Amy was standing but she definitely looked like she’d rather be lying down. Possibly in a casket. Her eyes were red and watery, her skin was clammy and pale, and when Rosa looked her up and down, her hands were shaking. The air in the stall smelled pretty strongly of vomit. Amy looked absolutely abysmal and Rosa found herself taken aback by it. 

“You’re… You were late for work and I didn’t…” She had planned to start yelling but that clearly was the wrong tactic and now she didn’t know how to respond.

“I’m fine,” Amy sounded chokey. “I just...had a little tummy trouble. It’s fine.  _ I’m _ fine. I’ll be up in a minute.” She pulled the door closed again, leaving Rosa more confused and annoyed than before. She jerked the door open again. 
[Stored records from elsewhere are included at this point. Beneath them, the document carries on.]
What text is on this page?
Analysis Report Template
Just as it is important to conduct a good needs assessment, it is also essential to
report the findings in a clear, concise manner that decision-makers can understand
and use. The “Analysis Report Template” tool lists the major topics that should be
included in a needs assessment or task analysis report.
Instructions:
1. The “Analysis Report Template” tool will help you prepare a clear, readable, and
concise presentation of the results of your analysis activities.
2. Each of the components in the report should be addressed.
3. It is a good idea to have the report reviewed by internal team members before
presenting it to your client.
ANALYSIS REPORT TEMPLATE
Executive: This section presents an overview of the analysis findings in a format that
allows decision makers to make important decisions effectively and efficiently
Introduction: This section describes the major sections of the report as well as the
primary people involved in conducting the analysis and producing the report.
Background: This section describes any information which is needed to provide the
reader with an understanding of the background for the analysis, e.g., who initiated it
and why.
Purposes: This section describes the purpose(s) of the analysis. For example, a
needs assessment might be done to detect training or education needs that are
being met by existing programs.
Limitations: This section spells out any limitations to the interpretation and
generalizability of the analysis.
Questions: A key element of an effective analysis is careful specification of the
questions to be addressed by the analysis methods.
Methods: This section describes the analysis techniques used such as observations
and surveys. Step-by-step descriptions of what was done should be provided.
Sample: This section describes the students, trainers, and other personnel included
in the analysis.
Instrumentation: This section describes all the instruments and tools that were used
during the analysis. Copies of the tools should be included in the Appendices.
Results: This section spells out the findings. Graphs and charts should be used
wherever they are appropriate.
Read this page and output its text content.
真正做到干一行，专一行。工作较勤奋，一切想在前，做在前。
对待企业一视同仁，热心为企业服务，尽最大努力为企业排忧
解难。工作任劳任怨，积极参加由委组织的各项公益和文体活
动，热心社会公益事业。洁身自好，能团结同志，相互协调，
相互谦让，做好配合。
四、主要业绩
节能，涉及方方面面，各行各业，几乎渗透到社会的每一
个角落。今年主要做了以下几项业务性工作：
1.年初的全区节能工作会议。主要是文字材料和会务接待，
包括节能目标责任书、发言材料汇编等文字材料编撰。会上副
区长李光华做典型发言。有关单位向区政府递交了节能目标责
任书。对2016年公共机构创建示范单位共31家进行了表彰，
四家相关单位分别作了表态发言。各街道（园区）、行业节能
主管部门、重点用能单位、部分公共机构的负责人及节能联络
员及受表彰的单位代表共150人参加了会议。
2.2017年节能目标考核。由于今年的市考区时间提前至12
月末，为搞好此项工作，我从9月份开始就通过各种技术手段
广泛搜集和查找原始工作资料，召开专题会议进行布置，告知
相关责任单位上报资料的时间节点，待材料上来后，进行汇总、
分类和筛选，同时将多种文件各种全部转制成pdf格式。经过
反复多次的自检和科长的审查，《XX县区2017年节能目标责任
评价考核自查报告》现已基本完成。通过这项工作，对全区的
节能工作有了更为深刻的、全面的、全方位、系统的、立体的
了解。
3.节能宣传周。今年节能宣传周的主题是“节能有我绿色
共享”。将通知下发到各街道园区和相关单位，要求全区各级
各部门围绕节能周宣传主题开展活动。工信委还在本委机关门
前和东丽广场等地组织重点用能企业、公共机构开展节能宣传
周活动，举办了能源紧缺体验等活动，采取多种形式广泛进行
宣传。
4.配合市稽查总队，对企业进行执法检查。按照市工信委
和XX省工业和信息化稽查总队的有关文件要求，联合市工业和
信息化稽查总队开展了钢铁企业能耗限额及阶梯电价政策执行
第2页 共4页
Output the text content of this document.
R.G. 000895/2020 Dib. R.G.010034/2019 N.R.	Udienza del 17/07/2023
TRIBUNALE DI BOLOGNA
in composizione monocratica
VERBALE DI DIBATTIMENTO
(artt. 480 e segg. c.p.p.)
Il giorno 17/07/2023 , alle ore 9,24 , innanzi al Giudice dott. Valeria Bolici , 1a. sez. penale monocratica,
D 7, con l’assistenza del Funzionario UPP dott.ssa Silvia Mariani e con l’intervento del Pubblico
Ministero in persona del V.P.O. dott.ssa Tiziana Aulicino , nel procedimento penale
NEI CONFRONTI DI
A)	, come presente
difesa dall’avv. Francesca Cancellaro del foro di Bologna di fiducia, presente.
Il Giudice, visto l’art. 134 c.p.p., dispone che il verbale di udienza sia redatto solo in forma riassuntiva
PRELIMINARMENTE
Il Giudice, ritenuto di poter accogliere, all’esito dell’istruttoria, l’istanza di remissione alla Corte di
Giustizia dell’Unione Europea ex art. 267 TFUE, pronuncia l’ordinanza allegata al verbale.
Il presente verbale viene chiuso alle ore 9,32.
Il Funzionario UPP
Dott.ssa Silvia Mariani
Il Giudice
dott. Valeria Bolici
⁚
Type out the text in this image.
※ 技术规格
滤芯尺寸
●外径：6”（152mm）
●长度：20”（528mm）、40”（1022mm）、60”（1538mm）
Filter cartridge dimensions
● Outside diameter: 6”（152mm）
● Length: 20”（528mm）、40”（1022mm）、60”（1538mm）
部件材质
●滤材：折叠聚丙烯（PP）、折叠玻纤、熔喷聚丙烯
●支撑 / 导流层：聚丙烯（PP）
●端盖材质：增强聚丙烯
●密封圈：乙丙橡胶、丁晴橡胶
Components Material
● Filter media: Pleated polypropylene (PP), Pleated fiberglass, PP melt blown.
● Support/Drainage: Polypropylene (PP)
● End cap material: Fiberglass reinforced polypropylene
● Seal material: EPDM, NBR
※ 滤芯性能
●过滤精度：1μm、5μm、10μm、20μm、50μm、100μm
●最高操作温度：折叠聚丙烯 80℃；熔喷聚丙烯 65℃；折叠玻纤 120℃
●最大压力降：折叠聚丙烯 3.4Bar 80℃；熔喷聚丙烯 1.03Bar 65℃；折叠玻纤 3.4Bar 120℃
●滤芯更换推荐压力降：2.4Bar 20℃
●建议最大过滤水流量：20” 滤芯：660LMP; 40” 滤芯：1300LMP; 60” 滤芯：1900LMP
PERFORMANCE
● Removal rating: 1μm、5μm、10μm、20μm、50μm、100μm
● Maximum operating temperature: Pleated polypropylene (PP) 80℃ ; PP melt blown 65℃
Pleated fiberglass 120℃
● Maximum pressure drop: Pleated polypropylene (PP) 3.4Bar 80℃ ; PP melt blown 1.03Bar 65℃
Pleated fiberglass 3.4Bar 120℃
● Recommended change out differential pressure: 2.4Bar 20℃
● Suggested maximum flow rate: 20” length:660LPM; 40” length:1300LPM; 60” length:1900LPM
“‘Tummy trouble’?! You’re almost forty-five minutes late! Why didn’t you just call in sick?”

“Because I’m not sick,” Amy practically exploded. “I’m fine! I’m just a little nauseous! Jake wanted to go to a new seafood restaurant last night and it didn’t agree with me.”

“Bullshit! Jake hates seafood and you’re creeped out by live lobsters! Don’t lie to me. What is going on?”

“Nothing, I swear to--oh god.” Her face changed mid-sentence and before Rosa could close the door again, Amy whirled around and stuck her head into the toilet. 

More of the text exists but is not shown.